Let \( y \) be the solution of the differential equation with the initial conditions given below. If \( y(x = 2) = A \ln 2 \), then the value of \( A \) is ___________ (rounded off to 2 decimal places). \[ x^2 \frac{d^2y}{dx^2} + 3x \frac{dy}{dx} + y = 0 \] \[ y(x = 1) = 0, \quad \frac{dy}{dx}(x = 1) = 1 \]

Hint:

Cauchy-Euler equations have solutions of the form \( y(x) = C_1 x^r + C_2 x^s \).
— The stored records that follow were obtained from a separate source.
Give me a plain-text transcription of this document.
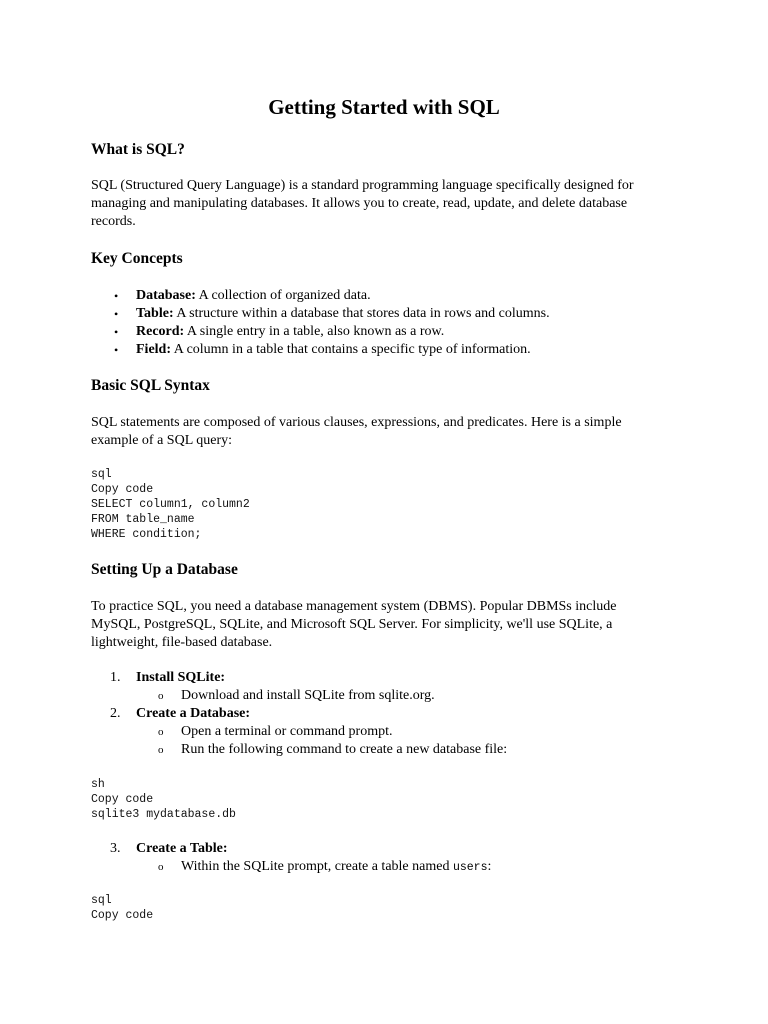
Getting Started with SQL
What is SQL?

SQL (Structured Query Language) is a standard programming language specifically designed for
managing and manipulating databases. It allows you to create, read, update, and delete database
records.

Key Concepts
• Database: A collection of organized data.
• Table: A structure within a database that stores data in rows and columns.
• Record: A single entry in a table, also known as a row.
• Field: A column in a table that contains a specific type of information.
Basic SQL Syntax

SQL statements are composed of various clauses, expressions, and predicates. Here is a simple
example of a SQL query:

sql
Copy code
SELECT column1, column2
FROM table_name
WHERE condition;
Setting Up a Database

To practice SQL, you need a database management system (DBMS). Popular DBMSs include
MySQL, PostgreSQL, SQLite, and Microsoft SQL Server. For simplicity, we'll use SQLite, a
lightweight, file-based database.

1. Install SQLite:
o Download and install SQLite from sqlite.org.
2. Create a Database:
o Open a terminal or command prompt.
o Run the following command to create a new database file:
sh
Copy code
sqlite3 mydatabase.db
3. Create a Table:
o Within the SQLite prompt, create a table named users:
sql
Copy code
After solving the characteristic equation and applying initial conditions, you can find the specific value of constants like \( A \).

Answer 1

This is a second-order linear differential equation. To solve for \( A \), we need to solve the differential equation: \[ x^2 \frac{d^2y}{dx^2} + 3x \frac{dy}{dx} + y = 0 \] This is a Cauchy-Euler equation, and its general solution is of the form: \[ y(x) = C_1 x^r + C_2 x^s \] where \( r \) and \( s \) are the roots of the characteristic equation associated with the differential equation. Solving the characteristic equation, we can substitute the initial conditions and solve for \( A \). After solving the differential equation and applying the initial conditions, we find that the value of \( A \) is approximately 0.55.